The modern era of drug discovery, development, and commercialization requires large numbers of talented scientists, physicians, and other professionals to navigate a complex journey from conception to market. It all starts with a compelling idea, followed by the discovery of an excellent molecule, then a robust development program to assess the drug candidate’s potential, as well as limitations, to enable regulatory approvals, followed by commercialization and life-cycle management of the drug’s clinical use, adoption, and subsequent clinical innovations. Many people have contributed to remifentanil’s journey, and I’ve named a few of the key research scientists who played an integral role in its discovery. I am incredibly grateful to them, as well as to all of those who worked tirelessly to get remifentanil approved, and to the members of the anesthesiology community who have embraced this drug and enabled important and durable uses for it.

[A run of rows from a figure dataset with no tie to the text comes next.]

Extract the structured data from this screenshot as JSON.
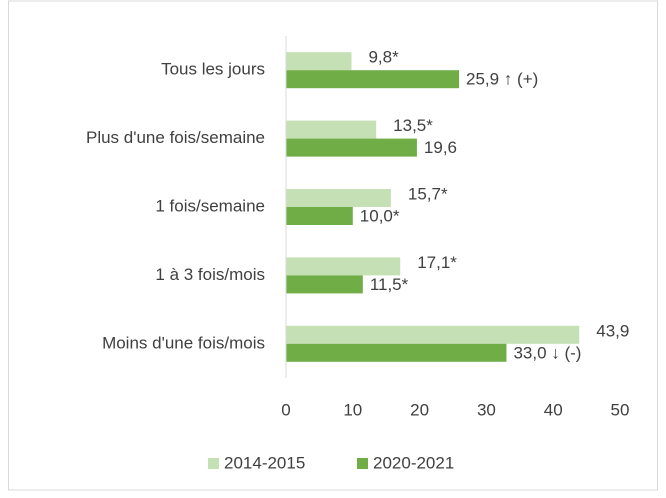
{
  "chart_data": {
    "type": "bar",
    "orientation": "horizontal",
    "categories": [
      "Tous les jours",
      "Plus d'une fois/semaine",
      "1 fois/semaine",
      "1 à 3 fois/mois",
      "Moins d'une fois/mois"
    ],
    "series": [
      {
        "name": "2014-2015",
        "color": "#c5e0b4",
        "values": [
          9.8,
          13.5,
          15.7,
          17.1,
          43.9
        ],
        "value_labels": [
          "9,8*",
          "13,5*",
          "15,7*",
          "17,1*",
          "43,9"
        ]
      },
      {
        "name": "2020-2021",
        "color": "#70ad47",
        "values": [
          25.9,
          19.6,
          10.0,
          11.5,
          33.0
        ],
        "value_labels": [
          "25,9 ↑ (+)",
          "19,6",
          "10,0*",
          "11,5*",
          "33,0 ↓ (-)"
        ]
      }
    ],
    "xlim": [
      0,
      50
    ],
    "xticks": [
      0,
      10,
      20,
      30,
      40,
      50
    ],
    "grid": false,
    "legend": "bottom"
  }
}
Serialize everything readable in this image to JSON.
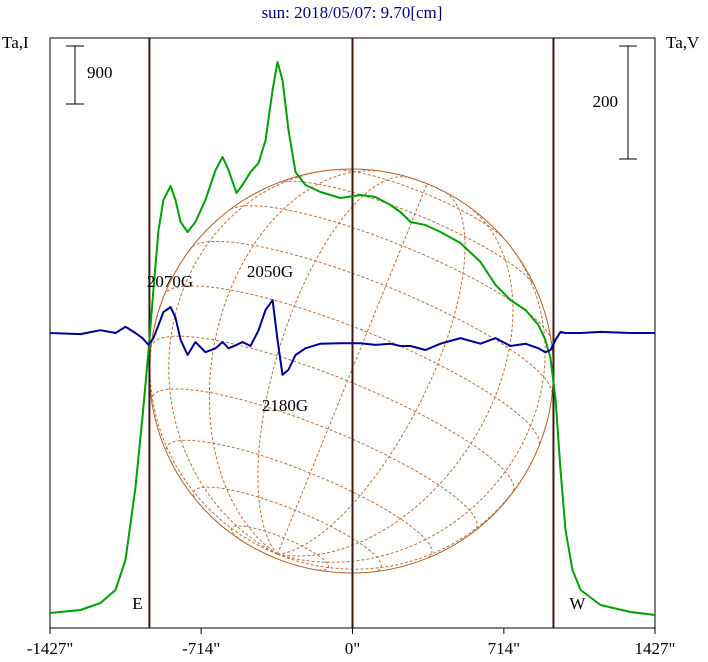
{
  "chart_data": {
    "type": "line",
    "title": "sun: 2018/05/07: 9.70[cm]",
    "y_label": "Ta,I",
    "y2_label": "Ta,V",
    "x": [
      -1427,
      -1283,
      -1189,
      -1118,
      -1071,
      -1024,
      -991,
      -962,
      -939,
      -915,
      -892,
      -858,
      -835,
      -811,
      -778,
      -741,
      -694,
      -646,
      -613,
      -585,
      -547,
      -519,
      -481,
      -443,
      -410,
      -377,
      -354,
      -330,
      -302,
      -269,
      -222,
      -151,
      -57,
      38,
      108,
      179,
      226,
      274,
      344,
      415,
      509,
      604,
      675,
      745,
      816,
      877,
      910,
      934,
      958,
      981,
      1005,
      1038,
      1076,
      1170,
      1311,
      1427
    ],
    "series": [
      {
        "color": "#00a000",
        "values": [
          233,
          279,
          388,
          590,
          1055,
          2172,
          3258,
          4314,
          5245,
          6176,
          6641,
          6859,
          6641,
          6300,
          6145,
          6300,
          6641,
          7107,
          7308,
          7107,
          6750,
          6874,
          7076,
          7215,
          7572,
          8348,
          8783,
          8503,
          7727,
          7076,
          6874,
          6765,
          6672,
          6719,
          6688,
          6564,
          6455,
          6300,
          6253,
          6145,
          5974,
          5679,
          5322,
          5090,
          4934,
          4702,
          4469,
          4190,
          3538,
          2452,
          1521,
          900,
          590,
          357,
          248,
          202
        ]
      },
      {
        "color": "#000090",
        "axis": "y2",
        "values": [
          0,
          -2,
          5,
          0,
          11,
          0,
          -9,
          -21,
          -9,
          14,
          37,
          46,
          27,
          -12,
          -39,
          -16,
          -34,
          -27,
          -16,
          -27,
          -21,
          -16,
          -23,
          5,
          41,
          58,
          -12,
          -74,
          -65,
          -39,
          -27,
          -19,
          -18,
          -18,
          -21,
          -19,
          -23,
          -23,
          -30,
          -19,
          -9,
          -19,
          -9,
          -23,
          -19,
          -27,
          -34,
          -30,
          -12,
          2,
          0,
          0,
          0,
          2,
          0,
          0
        ]
      }
    ],
    "xlim": [
      -1427,
      1427
    ],
    "xticks": [
      {
        "value": -1427,
        "label": "-1427\""
      },
      {
        "value": -714,
        "label": "-714\""
      },
      {
        "value": 0,
        "label": "0\""
      },
      {
        "value": 714,
        "label": "714\""
      },
      {
        "value": 1427,
        "label": "1427\""
      }
    ],
    "ylim": [
      0,
      9155
    ],
    "y2lim": [
      -522,
      522
    ],
    "y_scale_bar": 900,
    "y2_scale_bar": 200,
    "limb_x": [
      -958,
      948
    ],
    "limb_labels": [
      "E",
      "W"
    ],
    "annotations": [
      "2070G",
      "2050G",
      "2180G"
    ]
  }
}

The author is not supported by, nor maintains any financial interest in, any commercial activity that may be associated with the topic of this article.
Dr. Feldman reports the following interests and relationships, all outside the current work: full-time employee of Intarcia Therapeutics, Inc. (Research Triangle Park, North Carolina); board membership at the Chordoma Foundation (Durham, North Carolina); consulting fees from AbbVie Inc. (North Chicago, Illinois); multiple patents; and stock/stock options in Intarcia Therapeutics (Boston, Massachusetts) and GlaxoSmithKline (Brentford, United Kingdom). He was a full-time employee of Glaxo, Inc. when he conducted the work described in the article.